Retired Couple

Kevin and Susan both worked for the same multi-national pharmaceutical company for decades and had recently retired when we met. They were introduced to Patton Funds via a close friend who had been a client of Patton’s for about 10 years.

Both Kevin and Susan enjoyed and continue to enjoy retirement but were anxious about their investments. When they became clients of ours in early 2010, the financial crisis of 2008-2009 was still a vivid memory. It had nearly paralyzed them with fear.

The vast majority of their liquid investments had been accumulated in their former employer’s retirement plan. They had an existing relationship with an advisor at Merrill Lynch who recommended they rollover their retirement plan money into IRAs. This was good advice but that’s were the good advice stopped.

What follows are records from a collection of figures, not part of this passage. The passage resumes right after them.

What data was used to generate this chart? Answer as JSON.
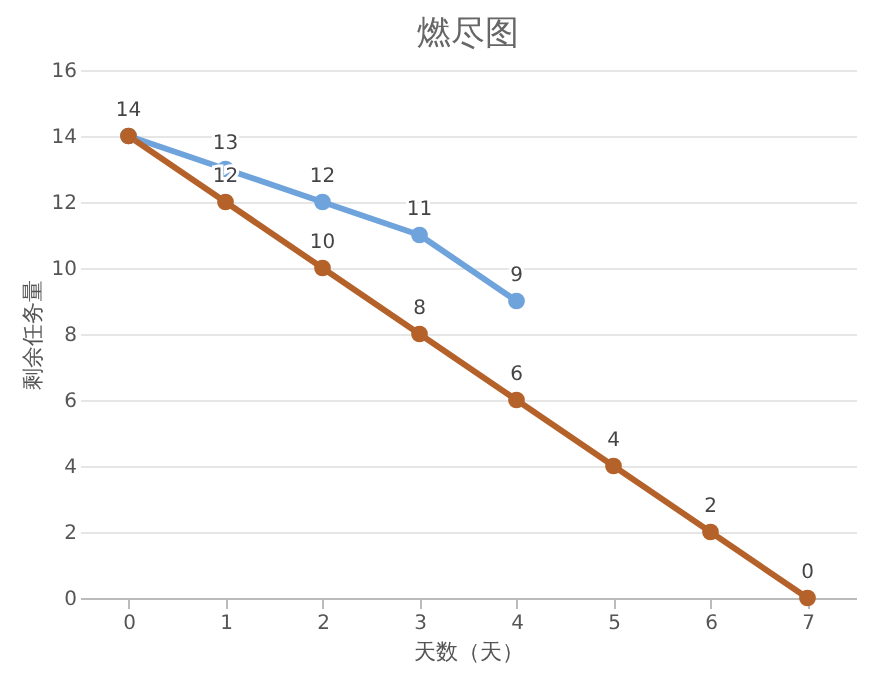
{
  "chart_data": {
    "type": "line",
    "title": "燃尽图",
    "xlabel": "天数（天）",
    "ylabel": "剩余任务量",
    "categories": [
      "0",
      "1",
      "2",
      "3",
      "4",
      "5",
      "6",
      "7"
    ],
    "series": [
      {
        "color": "#6fa3dc",
        "values": [
          14,
          13,
          12,
          11,
          9,
          null,
          null,
          null
        ],
        "value_labels": [
          null,
          "13",
          "12",
          "11",
          "9",
          null,
          null,
          null
        ]
      },
      {
        "color": "#b5622a",
        "values": [
          14,
          12,
          10,
          8,
          6,
          4,
          2,
          0
        ]
      }
    ],
    "ylim": [
      0,
      16
    ],
    "yticks": [
      0,
      2,
      4,
      6,
      8,
      10,
      12,
      14,
      16
    ],
    "grid": "y",
    "legend": false,
    "marker": "circle",
    "line_style": "solid",
    "data_labels": true
  }
}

We did a custom analysis of their portfolio at the time and what we found was very disappointing. Because of their fear of investing following the financial crisis, their Merrill advisor had 60% of their portfolio in cash, another 25% in bonds, and just 15% in stocks.

Kevin, Susan, and I had extensive conversation about their financial circumstances. I learned that they had a fairly conservative lifestyle. Furthermore, they both would receive a pension from their former employer for the remainder of their lives. This pension income combined with social security meets all of their financial needs. This made it evident that their aversion to investment risk was not due to the impact of a financial loss but instead the psychological impact of their portfolio losing value. This often is the case.

The psychological fear that Kevin and Susan were feeling was real and entirely understandable. That said, 85% of a portfolio invested in cash and bonds is not a prudent investment decision for any investor with a 2-3 decade time horizon (especially knowing they had no financial need for the money).

Maximum Drawdown – this is one of many measures of risk. It measures the biggest % decline that occurred from any peak to trough over any length of time. For example, since 1972 the S&P 500 (a measure of U.S. stock performance) has had a Maximum Drawdown of -51%. This occurred from the peak in October 2007 through the trough in February 2009. The S&P 500 has had other similar drawdowns since 1972 (the bear market of 1973-1974, the 1987 crash, and the 2000-2002 bear market) but none worse than 2008.

A well-designed diversified portfolio should not decline as much a just the stock market during bear markets…that’s the purposes of diversification. One good way to gauge an investor’s risk tolerance is to consider the Maximum Drawdown they would be able to endure during a rough bear market. Then is it critical to build a portfolio accordingly.

As we continued our conversation about their risk tolerance, a statistic we discussed was maximum drawdown. This is a measure of the worst loss a portfolio would have experienced. After lengthy conversations, they decided that losing 20% of their portfolio value during a bear market like 2008-2009 would have been tolerable (a bear market that produced a 50%+ loss for stocks).

We designed a Super-Diversified Portfolio for Kevin and Susan that fit their risk tolerance. There is certainly no guarantee that it will decline no more than 20% during future bear markets but analysis of 45 years of historic data indicates that would have been the case over that period.

Kevin and Susan have now been clients for several years. They have recognized substantial gains in their portfolio. We regularly discuss their risk tolerance and given the gains, they decided to increase it. They felt more comfortable knowing that when we do have a bear market, that much of what they may lose would be gains which makes it easier for them the psychologically handle. We redesigned their portfolio to fit this higher risk tolerance.

Miserable bear markets like the financial crisis of 2008 can leave investors paralyzed. Unfortunately this can result in tremendous forgone profits that can dramatically reduce long-term accumulation of wealth. Like Kevin and Susan, all investors need to really figure out what their tolerance for risk is and make sure they have a portfolio that is designed accordingly.